Car dans une guerre d’usure où chaque décision engage la survie de la nation, la question n’est jamais de savoir qui est le plus populaire. Elle est de savoir qui est, à un moment donné, le plus utile à la mission que lui confie l’État. C’est sans doute ce qui permet le mieux de comprendre aujourd’hui la décision de Volodymyr Zelensky.
Au terme de cette analyse, une conviction demeure. Depuis le 24 février 2022, Volodymyr Zelensky a pris des décisions souvent contestées, parfois incomprises, mais qui ont permis à l’Ukraine de rester debout face à une puissance militaire que beaucoup pensaient irrésistible. Aujourd’hui encore, malgré l’usure de la guerre, l’Ukraine continue de résister, d’innover et, sur plusieurs plans, de reprendre l’initiative face à la Russie. C’est à l’aune de ce résultat que je choisis d’apprécier ses décisions.
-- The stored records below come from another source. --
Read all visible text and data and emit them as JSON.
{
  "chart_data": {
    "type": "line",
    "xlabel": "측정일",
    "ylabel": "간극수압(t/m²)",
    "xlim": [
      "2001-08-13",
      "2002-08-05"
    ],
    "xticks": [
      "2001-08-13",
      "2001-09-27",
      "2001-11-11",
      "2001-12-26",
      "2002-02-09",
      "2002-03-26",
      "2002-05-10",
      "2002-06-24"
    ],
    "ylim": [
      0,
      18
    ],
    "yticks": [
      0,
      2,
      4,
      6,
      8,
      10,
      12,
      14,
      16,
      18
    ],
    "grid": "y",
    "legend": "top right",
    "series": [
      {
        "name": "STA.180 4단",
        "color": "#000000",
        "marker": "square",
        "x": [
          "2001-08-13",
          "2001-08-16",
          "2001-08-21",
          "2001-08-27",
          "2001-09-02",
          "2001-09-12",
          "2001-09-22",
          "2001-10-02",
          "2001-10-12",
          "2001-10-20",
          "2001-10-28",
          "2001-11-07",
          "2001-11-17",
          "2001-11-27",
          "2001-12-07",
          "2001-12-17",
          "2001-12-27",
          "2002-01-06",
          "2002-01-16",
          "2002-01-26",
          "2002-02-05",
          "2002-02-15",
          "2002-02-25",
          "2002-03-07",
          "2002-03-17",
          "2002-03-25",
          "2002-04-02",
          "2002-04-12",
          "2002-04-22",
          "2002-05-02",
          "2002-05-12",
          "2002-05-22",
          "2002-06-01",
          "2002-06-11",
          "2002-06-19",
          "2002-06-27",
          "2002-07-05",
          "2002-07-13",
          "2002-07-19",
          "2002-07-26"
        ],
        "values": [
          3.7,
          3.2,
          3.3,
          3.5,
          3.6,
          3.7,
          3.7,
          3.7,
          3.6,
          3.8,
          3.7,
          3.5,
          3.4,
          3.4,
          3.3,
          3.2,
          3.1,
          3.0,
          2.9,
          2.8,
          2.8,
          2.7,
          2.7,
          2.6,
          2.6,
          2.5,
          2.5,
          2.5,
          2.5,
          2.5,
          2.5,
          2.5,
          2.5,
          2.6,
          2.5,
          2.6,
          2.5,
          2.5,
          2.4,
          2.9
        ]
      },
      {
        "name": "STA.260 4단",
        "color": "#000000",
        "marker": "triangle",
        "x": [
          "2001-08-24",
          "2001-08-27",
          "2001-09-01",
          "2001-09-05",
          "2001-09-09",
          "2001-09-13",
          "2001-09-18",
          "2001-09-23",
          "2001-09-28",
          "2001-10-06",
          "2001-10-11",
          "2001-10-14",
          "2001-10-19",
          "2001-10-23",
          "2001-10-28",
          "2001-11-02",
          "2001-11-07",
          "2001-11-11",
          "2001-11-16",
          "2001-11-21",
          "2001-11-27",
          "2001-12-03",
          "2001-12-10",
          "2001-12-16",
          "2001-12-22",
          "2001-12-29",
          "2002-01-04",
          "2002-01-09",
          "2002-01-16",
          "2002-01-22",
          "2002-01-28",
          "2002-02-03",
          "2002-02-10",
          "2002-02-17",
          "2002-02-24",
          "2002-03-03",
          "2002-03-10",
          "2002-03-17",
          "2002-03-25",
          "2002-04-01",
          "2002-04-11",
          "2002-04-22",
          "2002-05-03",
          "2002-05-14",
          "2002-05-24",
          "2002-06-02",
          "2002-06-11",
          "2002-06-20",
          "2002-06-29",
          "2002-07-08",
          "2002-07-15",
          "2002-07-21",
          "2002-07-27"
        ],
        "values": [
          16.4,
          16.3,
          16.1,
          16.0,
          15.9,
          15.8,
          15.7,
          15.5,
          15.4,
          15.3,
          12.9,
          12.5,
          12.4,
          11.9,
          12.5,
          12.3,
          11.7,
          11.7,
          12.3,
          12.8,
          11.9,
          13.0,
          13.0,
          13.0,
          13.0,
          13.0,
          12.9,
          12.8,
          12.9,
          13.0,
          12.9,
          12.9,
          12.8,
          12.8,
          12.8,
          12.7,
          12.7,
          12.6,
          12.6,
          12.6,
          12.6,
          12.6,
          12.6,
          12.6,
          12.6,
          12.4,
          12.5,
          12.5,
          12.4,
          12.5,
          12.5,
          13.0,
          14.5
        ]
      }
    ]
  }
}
Ma préoccupation n’est ni le destin d’un ministre ni celui d’un général, mais la victoire de l’Ukraine et la libération de l’ensemble de son territoire. Tant que les faits continueront de démontrer cette capacité d’adaptation, cette faculté de remettre en question les certitudes et cette volonté de rechercher les solutions les plus efficaces, je continuerai de faire confiance au président Zelensky. Non parce qu’il serait infaillible, mais parce que, depuis plus de quatre ans, chacune de ses décisions semble guidée par un objectif unique : donner à l’Ukraine les meilleures chances de survivre, de vaincre et de retrouver son intégrité territoriale.